Album Review: Merpire – MILK POOL

[Self-released; 2025]

If Merpire (aka Rhiannon Atkinson-Howatt) used her debut album Simulation Ride as a means of exploring her vulnerabilities and faults as a human, her follow up MILK POOL is a means of exploring the same weaknesses through a different lens. The second album from the Naarm/Melbourne singer has her living a second adolescence of sorts, writing like she’s embroiled in all the drama and anxieties of being in high school. Feelings are big, angst is elevated, and everything is laid out like it’s the most important thing ever.

MILK POOL – an almost visceral title chosen to capture “the murky fluidity of the action [it] took to create it”- comes with a darker hue too. An artificial glow against a body turned away transplants the summery colours and bright sunlight shining on Atkinson-Howatt’s face on the cover of Simulation Ride. “Rosanna” leans into the Mitski-like tone Atkinson-Howatt gestured towards on her debut, mixing in a hint of Billie Eilish as drum pads flitter along and a punch-drunk melody mines a tone of embarrassment and worry. The dazed ire of “Canine” explores the moment of realization of an impending break up as Atkinson-Howatt bites her tongue so as not to ruin a family gathering. “Waiting by the fire / Watching as the flames engulf your head / From the rocking chair I sit in,” she sings with daggered eyes. “Internet” is a piano ballad draped in low light as questions an infatuated teenager might ask get thrown into a search engine; “How do you know if somebody likes you? / How do you read their body language? …What are the lyrics from that song she sent?”

Exploring familiar anxieties through a different lens brings with it some fun pep too. Opening track “Leaving With You” has Atkinson-Howatt tired, but staying at a party because a crush just walked in. “Will you let me down tonight? Lying with that mouth I want,” she asks as a hint of feverish grizzle colours the edges of the song. “Fishing” channels that teen spirit with calls of being “just another bunch of misfits trying to do right / we’ve got enough shit to deal with” while “Bigger” is the most carnal thing here, capturing that voracious animal attraction over ragged synths and guitars. “Keep your hands where I can eat then please,” Atkinson-Howatt requests, the meaning impossible to confuse.  

In a way MILK POOL is a more mature record, even though it’s written from a younger perspective. Its shadowier countenance consequently means it’s not nearly as catchy as Simulation Ride; there’s no earworm here that’ll be stuck in your head for days, but it does offer some benefits from digging deeper. Balancing that want for stability and being settled against having youthful thrills, “Retriever” has some clever lead-on sentences that are best appreciated by reading the lyrics alongside listening. “Internet” could be considered a pointed finger at the distraction of intuitive technology against human contact, while the acoustic “Cinnamon” warns of the power of evocative smell memory and not sitting in the past too much. 
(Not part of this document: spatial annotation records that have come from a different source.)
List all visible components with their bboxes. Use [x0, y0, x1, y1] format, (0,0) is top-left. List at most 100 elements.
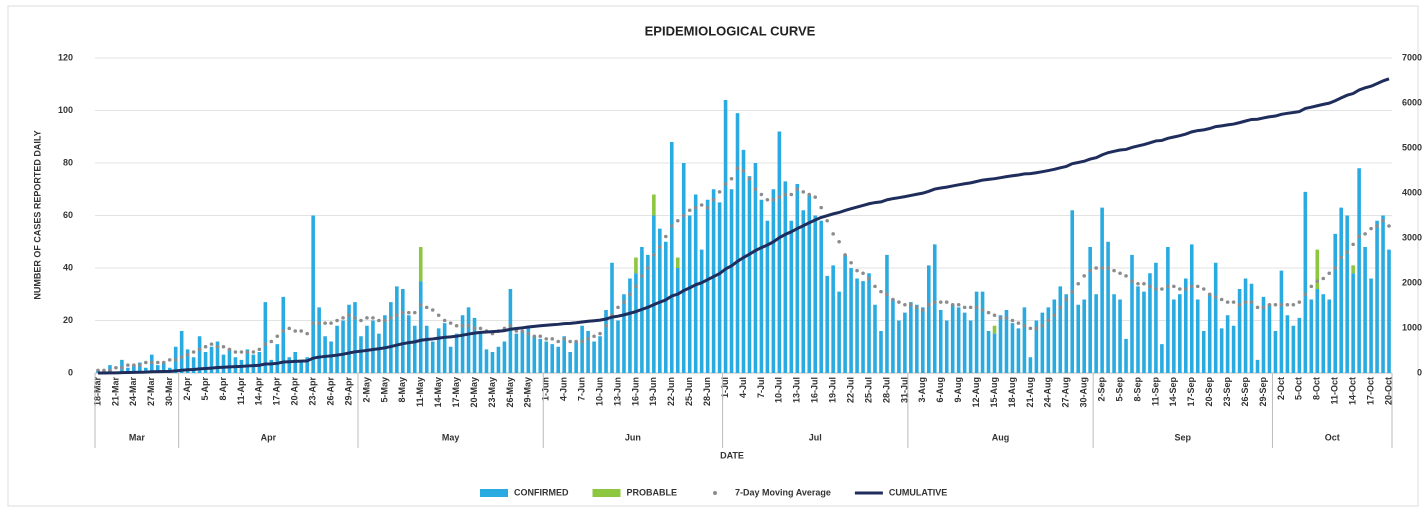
bar — [783, 181, 788, 373]
ma-point — [550, 337, 555, 341]
bar — [257, 352, 262, 373]
bar — [1076, 304, 1081, 373]
ma-point — [335, 318, 339, 323]
ma-point — [956, 302, 961, 307]
x-tick-label: 12-Aug — [971, 377, 981, 408]
x-axis-title: DATE — [720, 450, 744, 460]
ma-point — [1255, 305, 1260, 310]
x-tick-label: 14-May — [433, 377, 443, 408]
bar — [1291, 325, 1296, 373]
bar — [1351, 273, 1355, 373]
ma-point — [1064, 297, 1069, 302]
bar — [1303, 191, 1308, 373]
ma-point — [436, 313, 441, 318]
bar — [317, 307, 321, 373]
month-label: Sep — [1175, 432, 1192, 442]
x-tick-label: 8-Sep — [1132, 377, 1142, 402]
ma-point — [1183, 287, 1188, 291]
ma-point — [1231, 300, 1236, 304]
ma-point — [1028, 326, 1033, 331]
bar — [1010, 323, 1015, 373]
bar — [753, 163, 758, 373]
bar — [759, 199, 764, 373]
bar — [287, 357, 292, 373]
bar — [520, 331, 525, 373]
bar — [1237, 289, 1242, 373]
ma-point — [96, 368, 100, 373]
ma-point — [1076, 281, 1081, 286]
ma-point — [1249, 300, 1254, 304]
chart-title: EPIDEMIOLOGICAL CURVE — [645, 23, 816, 38]
ma-point — [114, 365, 118, 370]
bar — [813, 215, 818, 373]
ma-point — [669, 224, 674, 228]
x-tick-label: 10-Jul — [774, 377, 784, 403]
ma-point — [598, 331, 602, 336]
ma-point — [867, 276, 871, 281]
ma-point — [950, 302, 955, 307]
ma-point — [1070, 289, 1075, 294]
bar — [669, 142, 674, 373]
bar — [1088, 247, 1092, 373]
x-tick-label: 22-Jun — [666, 377, 676, 406]
ma-point — [687, 208, 692, 213]
ma-point — [998, 316, 1003, 320]
bar — [717, 202, 722, 373]
x-tick-label: 13-Jul — [792, 377, 802, 403]
y2-tick-label: 7000 — [1402, 52, 1422, 62]
ma-point — [418, 302, 423, 307]
ma-point — [592, 334, 596, 339]
ma-point — [1154, 287, 1158, 291]
bar — [1004, 310, 1009, 373]
legend-label: PROBABLE — [627, 487, 678, 497]
bar — [144, 367, 148, 373]
ma-point — [1363, 232, 1367, 236]
bar — [1255, 359, 1260, 373]
x-tick-label: 21-Mar — [110, 377, 120, 407]
bar — [1022, 307, 1027, 373]
bar — [460, 315, 465, 373]
bar — [1297, 317, 1302, 373]
ma-point — [1321, 276, 1326, 281]
bar — [891, 299, 895, 373]
ma-point — [663, 234, 668, 239]
x-tick-label: 4-Jun — [559, 377, 569, 401]
x-tick-label: 29-Apr — [343, 377, 353, 406]
bar — [1375, 220, 1379, 373]
bar — [221, 354, 226, 373]
bar — [837, 291, 841, 373]
ma-point — [149, 360, 154, 365]
ma-point — [855, 268, 859, 273]
bar — [1184, 278, 1188, 373]
bar — [532, 336, 537, 373]
ma-point — [1022, 323, 1027, 328]
bar — [825, 275, 829, 373]
bar — [699, 249, 704, 373]
ma-point — [245, 350, 250, 354]
cumulative-line — [97, 77, 1390, 375]
bar — [681, 163, 686, 373]
bar — [341, 320, 345, 373]
bar — [622, 294, 626, 373]
x-tick-label: 5-May — [379, 377, 389, 403]
ma-point — [371, 316, 375, 320]
ma-point — [1034, 326, 1039, 331]
ma-point — [132, 363, 136, 367]
x-tick-label: 24-Aug — [1043, 377, 1053, 408]
x-tick-label: 5-Sep — [1114, 377, 1124, 402]
bar — [1172, 299, 1176, 373]
ma-point — [1345, 250, 1349, 255]
ma-point — [1178, 287, 1182, 291]
bar — [377, 333, 381, 373]
x-tick-label: 1-Jun — [541, 377, 551, 401]
ma-point — [1303, 292, 1308, 297]
y2-tick-label: 6000 — [1402, 97, 1422, 107]
bar — [1016, 328, 1021, 373]
ma-point — [1088, 268, 1092, 273]
ma-point — [968, 305, 973, 310]
frame — [7, 5, 1419, 507]
x-tick-label: 30-Aug — [1079, 377, 1089, 408]
ma-point — [1046, 318, 1051, 323]
ma-point — [658, 245, 662, 249]
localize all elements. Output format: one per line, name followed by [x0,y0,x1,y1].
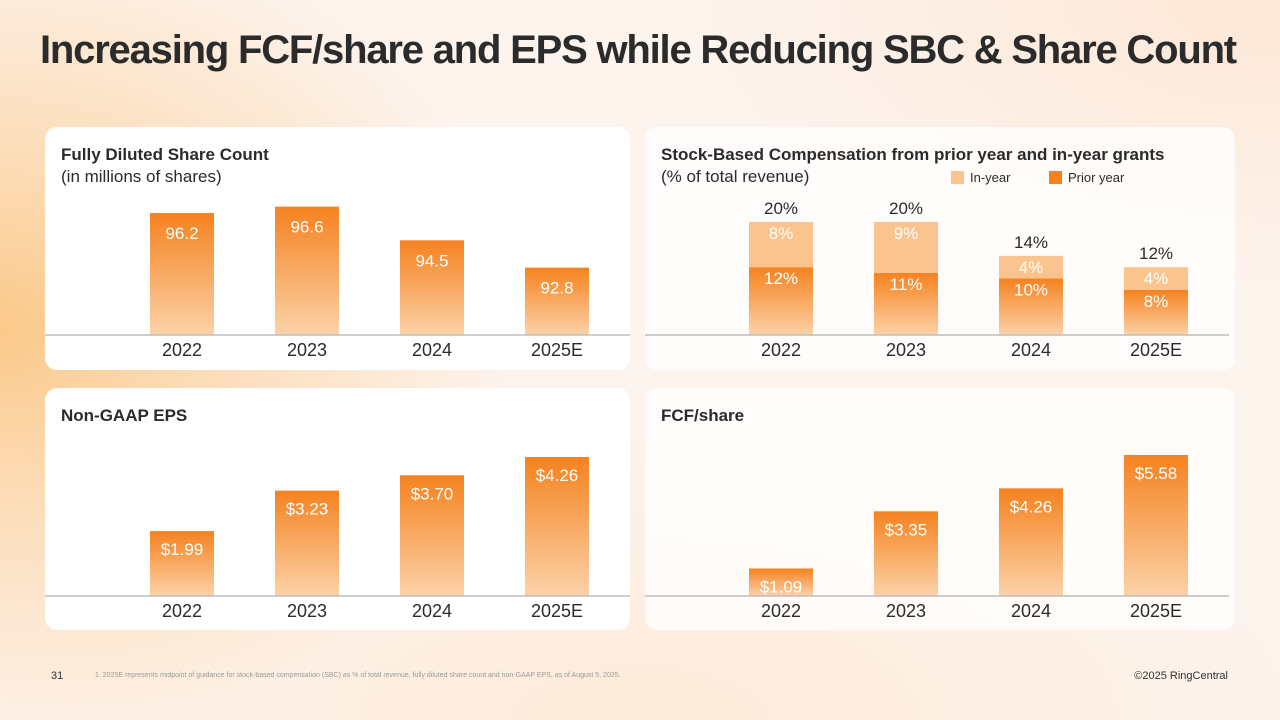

Merpire is still loitering around the indie slacker rock genre, and there’s still restlessness, unease, and uncertainty here; the outfit may be in a different shade, but it’s still covering the same bones. However, in coming at it from a different perspective, she lessens the dose of that important injection of giddy joy and replaces it with a duskier, hornier demeanour while exploring avenues of primal instincts and emotions. “I’m embarrassed how often I think about you,” she sings on “Rosanna”, capturing that coy, flush, overactive mind in a single sentence. It may not hit quite as promisingly as her debut and some tracks don’t do quite enough to distinguish themselves from others in the same vein, but in reliving her youth a second time round, her second step forward is one that moves her backwards a little – both deliberately and unintentionally.